Dünyanın bütün meselelerini, şehrin ve insanın tüm
sorunlarını, hayatın gailesini bitiren, sevinç ve acıları unutturan, gelmesiyle
gidilen elçi ölümdür.
Kalabalıkların arasından tek tek, azar azar insanları
eksilten ama çoğumuzun hiç farkında olmadığı bir avcıdır ölüm.
Şehrin caddelerini aydınlatan lambaların, ışıklarına çarpan
simaları tanımaması gibi; gözlerimize yüzleri takılan ama tanıma ihtimalimiz olmadan
hayattan ayrılan insanlarla birlikte yaşıyoruz.

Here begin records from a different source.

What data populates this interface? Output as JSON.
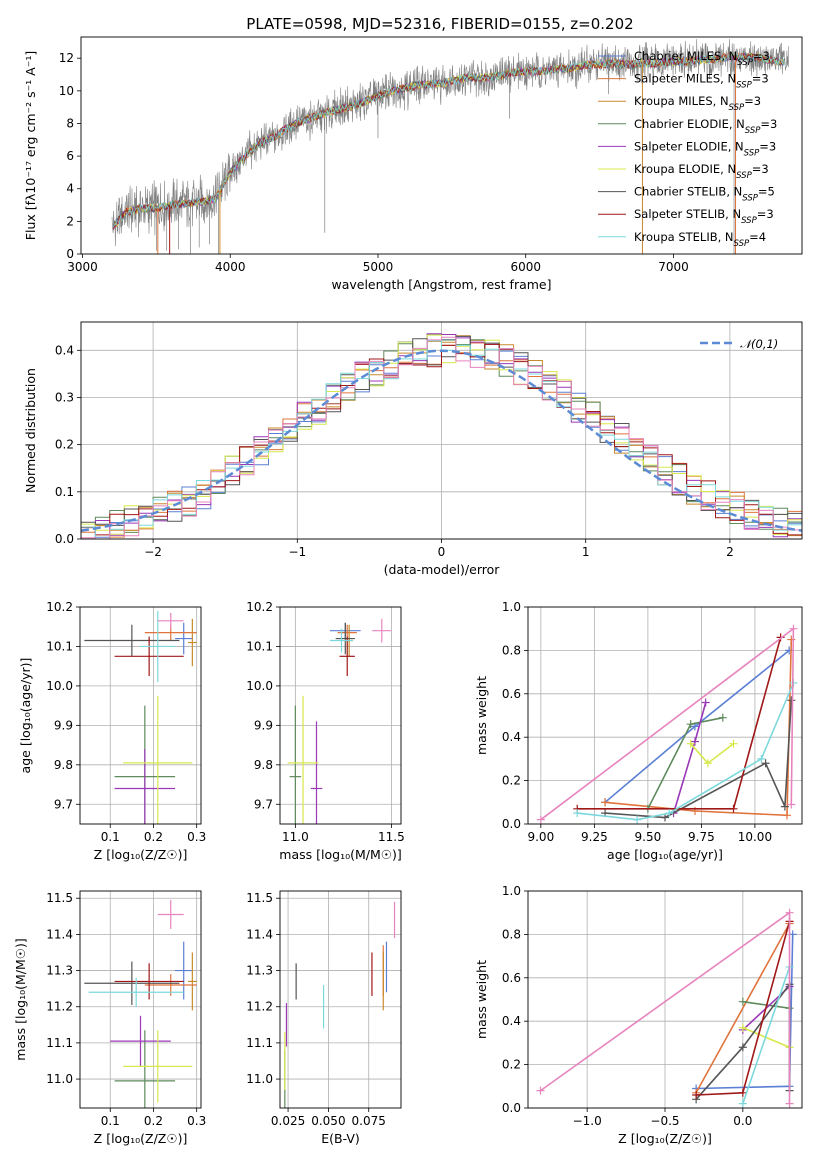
{
  "colors": {
    "chabrier_miles": "#5B7FD4",
    "salpeter_miles": "#E0743C",
    "kroupa_miles": "#C98A2C",
    "chabrier_elodie": "#5E8A5C",
    "salpeter_elodie": "#9B38B8",
    "kroupa_elodie": "#D8E84C",
    "chabrier_stelib": "#555555",
    "salpeter_stelib": "#A01818",
    "kroupa_stelib": "#7CD8DC",
    "extra": "#E784BE",
    "gaussian": "#5B8BD4",
    "spectrum": "#808080"
  },
  "chart_data": [
    {
      "panel": "spectrum",
      "type": "line",
      "title": "PLATE=0598, MJD=52316, FIBERID=0155, z=0.202",
      "xlabel": "wavelength [Angstrom, rest frame]",
      "ylabel": "Flux [fλ10⁻¹⁷ erg cm⁻² s⁻¹ A⁻¹]",
      "xlim": [
        2990,
        7870
      ],
      "ylim": [
        0,
        13.3
      ],
      "xticks": [
        "3000",
        "4000",
        "5000",
        "6000",
        "7000"
      ],
      "yticks": [
        "0",
        "2",
        "4",
        "6",
        "8",
        "10",
        "12"
      ],
      "legend_position": "upper right",
      "legend": [
        {
          "label": "Chabrier MILES, N",
          "sub": "SSP",
          "tail": "=3",
          "color": "chabrier_miles"
        },
        {
          "label": "Salpeter MILES, N",
          "sub": "SSP",
          "tail": "=3",
          "color": "salpeter_miles"
        },
        {
          "label": "Kroupa MILES, N",
          "sub": "SSP",
          "tail": "=3",
          "color": "kroupa_miles"
        },
        {
          "label": "Chabrier ELODIE, N",
          "sub": "SSP",
          "tail": "=3",
          "color": "chabrier_elodie"
        },
        {
          "label": "Salpeter ELODIE, N",
          "sub": "SSP",
          "tail": "=3",
          "color": "salpeter_elodie"
        },
        {
          "label": "Kroupa ELODIE, N",
          "sub": "SSP",
          "tail": "=3",
          "color": "kroupa_elodie"
        },
        {
          "label": "Chabrier STELIB, N",
          "sub": "SSP",
          "tail": "=5",
          "color": "chabrier_stelib"
        },
        {
          "label": "Salpeter STELIB, N",
          "sub": "SSP",
          "tail": "=3",
          "color": "salpeter_stelib"
        },
        {
          "label": "Kroupa STELIB, N",
          "sub": "SSP",
          "tail": "=4",
          "color": "kroupa_stelib"
        }
      ],
      "continuum": {
        "x": [
          3200,
          3300,
          3400,
          3500,
          3600,
          3700,
          3800,
          3900,
          4000,
          4100,
          4200,
          4300,
          4400,
          4500,
          4600,
          4700,
          4800,
          4900,
          5000,
          5100,
          5200,
          5300,
          5400,
          5500,
          5600,
          5700,
          5800,
          5900,
          6000,
          6100,
          6200,
          6300,
          6400,
          6500,
          6600,
          6700,
          6800,
          6900,
          7000,
          7100,
          7200,
          7300,
          7400,
          7500,
          7600,
          7700
        ],
        "y": [
          1.6,
          2.6,
          2.8,
          2.8,
          3.0,
          3.1,
          3.2,
          3.4,
          5.0,
          6.0,
          6.8,
          7.2,
          7.8,
          8.2,
          8.5,
          8.8,
          9.0,
          9.3,
          9.7,
          10.0,
          10.2,
          10.4,
          10.4,
          10.6,
          10.8,
          10.8,
          10.9,
          11.1,
          11.2,
          11.2,
          11.3,
          11.4,
          11.6,
          11.6,
          11.7,
          11.6,
          11.7,
          11.7,
          11.8,
          11.8,
          11.9,
          12.0,
          12.1,
          12.1,
          12.0,
          11.8
        ]
      },
      "spikes": [
        {
          "x": 3500,
          "y": 0.2
        },
        {
          "x": 3570,
          "y": 0.2
        },
        {
          "x": 3650,
          "y": 0.3
        },
        {
          "x": 3730,
          "y": 0.0
        },
        {
          "x": 3790,
          "y": 0.4
        },
        {
          "x": 3860,
          "y": 0.6
        },
        {
          "x": 3920,
          "y": 0.0
        },
        {
          "x": 4640,
          "y": 1.3
        },
        {
          "x": 5000,
          "y": 7.1
        },
        {
          "x": 5180,
          "y": 8.8
        },
        {
          "x": 5260,
          "y": 9.4
        },
        {
          "x": 5890,
          "y": 8.3
        },
        {
          "x": 6560,
          "y": 9.8
        },
        {
          "x": 6790,
          "y": 0.0
        },
        {
          "x": 7410,
          "y": 0.0
        }
      ]
    },
    {
      "panel": "residuals",
      "type": "step-histogram",
      "xlabel": "(data-model)/error",
      "ylabel": "Normed distribution",
      "xlim": [
        -2.5,
        2.5
      ],
      "ylim": [
        0,
        0.46
      ],
      "xticks": [
        "−2",
        "−1",
        "0",
        "1",
        "2"
      ],
      "yticks": [
        "0.0",
        "0.1",
        "0.2",
        "0.3",
        "0.4"
      ],
      "legend": [
        {
          "label": "𝒩(0,1)",
          "color": "gaussian"
        }
      ],
      "legend_position": "upper right",
      "bin_width": 0.1,
      "profile": [
        0.015,
        0.022,
        0.03,
        0.04,
        0.046,
        0.055,
        0.068,
        0.082,
        0.098,
        0.118,
        0.142,
        0.162,
        0.185,
        0.205,
        0.228,
        0.255,
        0.278,
        0.3,
        0.322,
        0.34,
        0.355,
        0.372,
        0.385,
        0.395,
        0.4,
        0.405,
        0.4,
        0.398,
        0.392,
        0.378,
        0.362,
        0.345,
        0.325,
        0.305,
        0.282,
        0.258,
        0.238,
        0.212,
        0.188,
        0.168,
        0.146,
        0.126,
        0.106,
        0.092,
        0.078,
        0.065,
        0.054,
        0.045,
        0.035,
        0.026
      ]
    },
    {
      "panel": "age-vs-Z",
      "type": "scatter-errorbar",
      "xlabel": "Z [log₁₀(Z/Z☉)]",
      "ylabel": "age  [log₁₀(age/yr)]",
      "xlim": [
        0.03,
        0.31
      ],
      "ylim": [
        9.65,
        10.2
      ],
      "xticks": [
        "0.1",
        "0.2",
        "0.3"
      ],
      "yticks": [
        "9.7",
        "9.8",
        "9.9",
        "10.0",
        "10.1",
        "10.2"
      ],
      "points": [
        {
          "c": "chabrier_miles",
          "x": 0.27,
          "xe": 0.02,
          "y": 10.12,
          "ye": 0.04
        },
        {
          "c": "salpeter_miles",
          "x": 0.24,
          "xe": 0.06,
          "y": 10.135,
          "ye": 0.02
        },
        {
          "c": "kroupa_miles",
          "x": 0.29,
          "xe": 0.01,
          "y": 10.11,
          "ye": 0.06
        },
        {
          "c": "chabrier_elodie",
          "x": 0.18,
          "xe": 0.07,
          "y": 9.77,
          "ye": 0.18
        },
        {
          "c": "salpeter_elodie",
          "x": 0.18,
          "xe": 0.07,
          "y": 9.74,
          "ye": 0.1
        },
        {
          "c": "kroupa_elodie",
          "x": 0.21,
          "xe": 0.08,
          "y": 9.805,
          "ye": 0.17
        },
        {
          "c": "chabrier_stelib",
          "x": 0.15,
          "xe": 0.11,
          "y": 10.115,
          "ye": 0.04
        },
        {
          "c": "salpeter_stelib",
          "x": 0.19,
          "xe": 0.08,
          "y": 10.075,
          "ye": 0.05
        },
        {
          "c": "kroupa_stelib",
          "x": 0.21,
          "xe": 0.04,
          "y": 10.1,
          "ye": 0.09
        },
        {
          "c": "extra",
          "x": 0.24,
          "xe": 0.03,
          "y": 10.165,
          "ye": 0.02
        }
      ]
    },
    {
      "panel": "age-vs-mass",
      "type": "scatter-errorbar",
      "xlabel": "mass [log₁₀(M/M☉)]",
      "ylabel": "",
      "xlim": [
        10.92,
        11.55
      ],
      "ylim": [
        9.65,
        10.2
      ],
      "xticks": [
        "11.0",
        "11.5"
      ],
      "yticks": [
        "9.7",
        "9.8",
        "9.9",
        "10.0",
        "10.1",
        "10.2"
      ],
      "points": [
        {
          "c": "chabrier_miles",
          "x": 11.26,
          "xe": 0.08,
          "y": 10.14,
          "ye": 0.02
        },
        {
          "c": "salpeter_miles",
          "x": 11.27,
          "xe": 0.05,
          "y": 10.135,
          "ye": 0.02
        },
        {
          "c": "kroupa_miles",
          "x": 11.28,
          "xe": 0.02,
          "y": 10.115,
          "ye": 0.04
        },
        {
          "c": "chabrier_elodie",
          "x": 11.0,
          "xe": 0.03,
          "y": 9.77,
          "ye": 0.18
        },
        {
          "c": "salpeter_elodie",
          "x": 11.11,
          "xe": 0.03,
          "y": 9.74,
          "ye": 0.17
        },
        {
          "c": "kroupa_elodie",
          "x": 11.04,
          "xe": 0.08,
          "y": 9.805,
          "ye": 0.17
        },
        {
          "c": "chabrier_stelib",
          "x": 11.26,
          "xe": 0.05,
          "y": 10.12,
          "ye": 0.04
        },
        {
          "c": "salpeter_stelib",
          "x": 11.27,
          "xe": 0.04,
          "y": 10.075,
          "ye": 0.05
        },
        {
          "c": "kroupa_stelib",
          "x": 11.24,
          "xe": 0.06,
          "y": 10.115,
          "ye": 0.03
        },
        {
          "c": "extra",
          "x": 11.45,
          "xe": 0.05,
          "y": 10.14,
          "ye": 0.03
        }
      ]
    },
    {
      "panel": "massweight-vs-age",
      "type": "line",
      "xlabel": "age  [log₁₀(age/yr)]",
      "ylabel": "mass weight",
      "xlim": [
        8.94,
        10.22
      ],
      "ylim": [
        0,
        1.0
      ],
      "xticks": [
        "9.00",
        "9.25",
        "9.50",
        "9.75",
        "10.00"
      ],
      "yticks": [
        "0.0",
        "0.2",
        "0.4",
        "0.6",
        "0.8",
        "1.0"
      ],
      "series": [
        {
          "c": "chabrier_miles",
          "pts": [
            [
              9.3,
              0.1
            ],
            [
              9.72,
              0.45
            ],
            [
              10.16,
              0.8
            ]
          ]
        },
        {
          "c": "salpeter_miles",
          "pts": [
            [
              9.3,
              0.1
            ],
            [
              9.72,
              0.06
            ],
            [
              10.15,
              0.04
            ],
            [
              10.17,
              0.85
            ]
          ]
        },
        {
          "c": "chabrier_elodie",
          "pts": [
            [
              9.5,
              0.07
            ],
            [
              9.7,
              0.46
            ],
            [
              9.85,
              0.49
            ]
          ]
        },
        {
          "c": "salpeter_elodie",
          "pts": [
            [
              9.62,
              0.05
            ],
            [
              9.72,
              0.38
            ],
            [
              9.77,
              0.56
            ]
          ]
        },
        {
          "c": "kroupa_elodie",
          "pts": [
            [
              9.7,
              0.37
            ],
            [
              9.78,
              0.28
            ],
            [
              9.9,
              0.37
            ]
          ]
        },
        {
          "c": "chabrier_stelib",
          "pts": [
            [
              9.3,
              0.05
            ],
            [
              9.58,
              0.03
            ],
            [
              10.05,
              0.28
            ],
            [
              10.14,
              0.08
            ],
            [
              10.17,
              0.57
            ]
          ]
        },
        {
          "c": "salpeter_stelib",
          "pts": [
            [
              9.17,
              0.07
            ],
            [
              9.9,
              0.07
            ],
            [
              10.12,
              0.86
            ]
          ]
        },
        {
          "c": "kroupa_stelib",
          "pts": [
            [
              9.17,
              0.05
            ],
            [
              9.45,
              0.02
            ],
            [
              9.6,
              0.05
            ],
            [
              10.03,
              0.3
            ],
            [
              10.18,
              0.65
            ]
          ]
        },
        {
          "c": "extra",
          "pts": [
            [
              9.0,
              0.02
            ],
            [
              10.18,
              0.9
            ],
            [
              10.17,
              0.09
            ]
          ]
        }
      ]
    },
    {
      "panel": "mass-vs-Z",
      "type": "scatter-errorbar",
      "xlabel": "Z [log₁₀(Z/Z☉)]",
      "ylabel": "mass [log₁₀(M/M☉)]",
      "xlim": [
        0.03,
        0.31
      ],
      "ylim": [
        10.92,
        11.52
      ],
      "xticks": [
        "0.1",
        "0.2",
        "0.3"
      ],
      "yticks": [
        "11.0",
        "11.1",
        "11.2",
        "11.3",
        "11.4",
        "11.5"
      ],
      "points": [
        {
          "c": "chabrier_miles",
          "x": 0.27,
          "xe": 0.02,
          "y": 11.3,
          "ye": 0.08
        },
        {
          "c": "salpeter_miles",
          "x": 0.24,
          "xe": 0.06,
          "y": 11.26,
          "ye": 0.03
        },
        {
          "c": "kroupa_miles",
          "x": 0.29,
          "xe": 0.01,
          "y": 11.27,
          "ye": 0.08
        },
        {
          "c": "chabrier_elodie",
          "x": 0.18,
          "xe": 0.07,
          "y": 10.995,
          "ye": 0.14
        },
        {
          "c": "salpeter_elodie",
          "x": 0.17,
          "xe": 0.07,
          "y": 11.105,
          "ye": 0.07
        },
        {
          "c": "kroupa_elodie",
          "x": 0.21,
          "xe": 0.08,
          "y": 11.035,
          "ye": 0.1
        },
        {
          "c": "chabrier_stelib",
          "x": 0.15,
          "xe": 0.11,
          "y": 11.265,
          "ye": 0.06
        },
        {
          "c": "salpeter_stelib",
          "x": 0.19,
          "xe": 0.08,
          "y": 11.27,
          "ye": 0.05
        },
        {
          "c": "kroupa_stelib",
          "x": 0.16,
          "xe": 0.11,
          "y": 11.24,
          "ye": 0.04
        },
        {
          "c": "extra",
          "x": 0.24,
          "xe": 0.03,
          "y": 11.455,
          "ye": 0.04
        }
      ]
    },
    {
      "panel": "mass-vs-EBV",
      "type": "scatter-errorbar",
      "xlabel": "E(B-V)",
      "ylabel": "",
      "xlim": [
        0.02,
        0.095
      ],
      "ylim": [
        10.92,
        11.52
      ],
      "xticks": [
        "0.025",
        "0.050",
        "0.075"
      ],
      "yticks": [
        "11.0",
        "11.1",
        "11.2",
        "11.3",
        "11.4",
        "11.5"
      ],
      "points": [
        {
          "c": "chabrier_miles",
          "x": 0.086,
          "xe": 0,
          "y": 11.31,
          "ye": 0.07
        },
        {
          "c": "salpeter_miles",
          "x": 0.084,
          "xe": 0,
          "y": 11.3,
          "ye": 0.07
        },
        {
          "c": "kroupa_miles",
          "x": 0.084,
          "xe": 0,
          "y": 11.27,
          "ye": 0.08
        },
        {
          "c": "chabrier_elodie",
          "x": 0.023,
          "xe": 0,
          "y": 11.0,
          "ye": 0.08
        },
        {
          "c": "salpeter_elodie",
          "x": 0.024,
          "xe": 0,
          "y": 11.15,
          "ye": 0.06
        },
        {
          "c": "kroupa_elodie",
          "x": 0.023,
          "xe": 0,
          "y": 11.05,
          "ye": 0.08
        },
        {
          "c": "chabrier_stelib",
          "x": 0.03,
          "xe": 0,
          "y": 11.27,
          "ye": 0.05
        },
        {
          "c": "salpeter_stelib",
          "x": 0.077,
          "xe": 0,
          "y": 11.29,
          "ye": 0.06
        },
        {
          "c": "kroupa_stelib",
          "x": 0.047,
          "xe": 0,
          "y": 11.2,
          "ye": 0.06
        },
        {
          "c": "extra",
          "x": 0.091,
          "xe": 0,
          "y": 11.44,
          "ye": 0.05
        }
      ]
    },
    {
      "panel": "massweight-vs-Z",
      "type": "line",
      "xlabel": "Z [log₁₀(Z/Z☉)]",
      "ylabel": "mass weight",
      "xlim": [
        -1.38,
        0.38
      ],
      "ylim": [
        0,
        1.0
      ],
      "xticks": [
        "−1.0",
        "−0.5",
        "0.0"
      ],
      "yticks": [
        "0.0",
        "0.2",
        "0.4",
        "0.6",
        "0.8",
        "1.0"
      ],
      "series": [
        {
          "c": "chabrier_miles",
          "pts": [
            [
              -0.3,
              0.09
            ],
            [
              0.3,
              0.1
            ],
            [
              0.32,
              0.8
            ]
          ]
        },
        {
          "c": "salpeter_miles",
          "pts": [
            [
              -0.3,
              0.07
            ],
            [
              0.3,
              0.85
            ]
          ]
        },
        {
          "c": "chabrier_elodie",
          "pts": [
            [
              0.0,
              0.49
            ],
            [
              0.3,
              0.46
            ]
          ]
        },
        {
          "c": "salpeter_elodie",
          "pts": [
            [
              0.0,
              0.36
            ],
            [
              0.3,
              0.56
            ]
          ]
        },
        {
          "c": "kroupa_elodie",
          "pts": [
            [
              0.0,
              0.37
            ],
            [
              0.3,
              0.28
            ]
          ]
        },
        {
          "c": "chabrier_stelib",
          "pts": [
            [
              -0.3,
              0.04
            ],
            [
              0.0,
              0.28
            ],
            [
              0.3,
              0.57
            ],
            [
              0.3,
              0.08
            ]
          ]
        },
        {
          "c": "salpeter_stelib",
          "pts": [
            [
              -0.3,
              0.06
            ],
            [
              0.0,
              0.07
            ],
            [
              0.3,
              0.86
            ]
          ]
        },
        {
          "c": "kroupa_stelib",
          "pts": [
            [
              0.0,
              0.02
            ],
            [
              0.3,
              0.65
            ]
          ]
        },
        {
          "c": "extra",
          "pts": [
            [
              -1.3,
              0.08
            ],
            [
              0.3,
              0.9
            ],
            [
              0.3,
              0.02
            ]
          ]
        }
      ]
    }
  ]
}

Günlük onlarca cenazenin kalktığı şehir mezarlıkları ve
farklı yönlere tabutlar taşıyan belediye cenaze nakil araçları hiç durmadan
faaliyetlerine devam ediyorlar.
İnsanın dizlerini kıran, belini büken acıları karşısında;
yanında olan ve bu işlerini kolaylaştıran, düşünmesine gerek kalmadan çözen,
buna karşılık bir maddi külfet yüklemeyen ve bunu artık sıradan bir hizmet gibi
sunan belediyelere de ciddi bir teşekkür borçluyuz.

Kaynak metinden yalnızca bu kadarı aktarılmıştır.